While both men suffered in silence, another family member complained about his 2003 racketeering conviction.

“It’s easy to convict a Gotti,” said Junior’s uncle Peter Gotti, a former garbageman turned mob boss. “All you have to have is the name.”

It was a mantra picked up by the clan at Junior’s retrial. Mob observers said it was no coincidence that the Gotti family shift from clandestine to chatty coincided with the case.

“It’s part of a carefully crafted strategy to try and engender sympathy for the defendant,” said lawyer Randy Mastro, a former deputy mayor who helped drive the mob out of the Fulton Fish Market.

“They are trying to convey a sense of persecution, of somebody consistent with the defense arguments that he just wants to be left alone,” Mr. Mastro said. “They’re communicating with the public at large — future potential jurors.”

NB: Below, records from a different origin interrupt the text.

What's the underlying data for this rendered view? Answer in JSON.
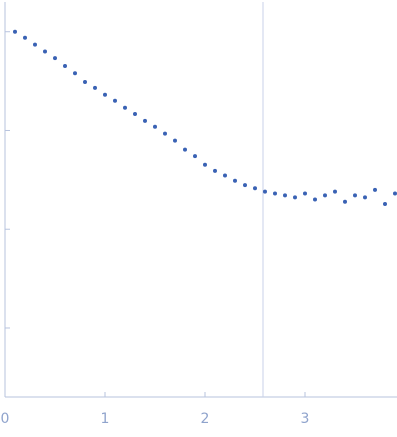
{
  "chart_data": {
    "type": "scatter",
    "log_y": true,
    "color": "#3a62b4",
    "axis_color": "#b7c3de",
    "vline": 2.58,
    "x": [
      0.1,
      0.2,
      0.3,
      0.4,
      0.5,
      0.6,
      0.7,
      0.8,
      0.9,
      1.0,
      1.1,
      1.2,
      1.3,
      1.4,
      1.5,
      1.6,
      1.7,
      1.8,
      1.9,
      2.0,
      2.1,
      2.2,
      2.3,
      2.4,
      2.5,
      2.6,
      2.7,
      2.8,
      2.9,
      3.0,
      3.1,
      3.2,
      3.3,
      3.4,
      3.5,
      3.6,
      3.7,
      3.8,
      3.9
    ],
    "values": [
      1.0,
      0.87,
      0.74,
      0.63,
      0.54,
      0.45,
      0.38,
      0.31,
      0.27,
      0.23,
      0.2,
      0.17,
      0.147,
      0.125,
      0.109,
      0.093,
      0.079,
      0.064,
      0.055,
      0.045,
      0.039,
      0.035,
      0.031,
      0.028,
      0.026,
      0.024,
      0.023,
      0.022,
      0.021,
      0.023,
      0.02,
      0.022,
      0.024,
      0.019,
      0.022,
      0.021,
      0.025,
      0.018,
      0.023
    ],
    "xlim": [
      0,
      3.93
    ],
    "ylim": [
      0.0002,
      2
    ],
    "xticks": [
      0,
      1,
      2,
      3
    ],
    "yticks": [
      1,
      0.1,
      0.01,
      0.001
    ]
  }
}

Mr. Sliwa, who matched the Gottis sound bite for sound bite during the two trials, was no fan of the “Dapper Don,” although he gives the elder Gotti credit for going away quietly. He sees the new, talkative Gottis as a family effort to spread the word that Junior really has quit the mob.

“It’s all about saving Junior Gotti’s neck,” he said. “They realize that basically, it’s the only chance to avoid him going away forever.”